Publié le par afislr

Dans le cadre de ses rencontres pour l'information scientifique, l'antenne pour le Languedoc-Roussillon de l'association française pour l'information scientifique (AFIS-LR), organisait le 17 janvier une conférence intitulée : « gaz de schiste Get fracturation hydraulique : progrès technique ou rideau de fumée ». Cette conférence était animée par Olivier Fouché maître de conférences au CNAM .
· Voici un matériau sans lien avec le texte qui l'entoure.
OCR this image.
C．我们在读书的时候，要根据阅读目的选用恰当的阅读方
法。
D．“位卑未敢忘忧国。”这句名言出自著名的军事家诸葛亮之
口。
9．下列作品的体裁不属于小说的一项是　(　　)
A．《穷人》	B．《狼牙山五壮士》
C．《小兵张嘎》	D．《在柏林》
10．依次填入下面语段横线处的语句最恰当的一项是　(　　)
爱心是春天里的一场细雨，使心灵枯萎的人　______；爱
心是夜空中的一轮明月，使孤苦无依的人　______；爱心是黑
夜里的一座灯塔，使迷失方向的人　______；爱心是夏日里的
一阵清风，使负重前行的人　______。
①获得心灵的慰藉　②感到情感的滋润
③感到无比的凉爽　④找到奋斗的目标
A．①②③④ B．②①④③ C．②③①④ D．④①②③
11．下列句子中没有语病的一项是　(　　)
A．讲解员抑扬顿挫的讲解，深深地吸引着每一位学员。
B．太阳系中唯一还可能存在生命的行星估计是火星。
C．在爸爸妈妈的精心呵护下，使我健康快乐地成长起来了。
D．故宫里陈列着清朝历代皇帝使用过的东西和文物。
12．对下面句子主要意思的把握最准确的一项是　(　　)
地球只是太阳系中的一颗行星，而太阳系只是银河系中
Une bonne centaine d'auditeurs était venue assister à cette conférence, dont, semble-t-il, de nombreux militants des associations opposées à l'exploitation des gaz de schiste.

 

conf2


Le conférencier, après avoir fourni des données de nature géologique, a exposé les techniques de fracturation hydraulique qui, bien qu'utilisées depuis fort longtemps, semble cristalliser l'opposition de la population. Ont ensuite été répertoriés les différents inconvénients de cette exploitation : pollution environnementale, vieillissement des installations, impact esthétique, accidents possibles et problème de l'eau.

 

conf1


Les assistants ont été très intéressés par cet exposé qui n'a rien caché des inconvénients éventuels de cette ressource et insisté sur le fait que les compagnies pétrolières détiennent de nombreuses informations qui ne sont pas accessibles aux chercheurs des milieux universitaires.

Les échanges qui ont suivi ont été courtois et le plus souvent pertinents. Quelques géologues, présents dans la salle, ont pu compléter les informations données par le conférencier.

Une manifestation intéressante et positive qui nous a aussi permis de faire connaître l'AFIS et son journal « science et pseudo science ».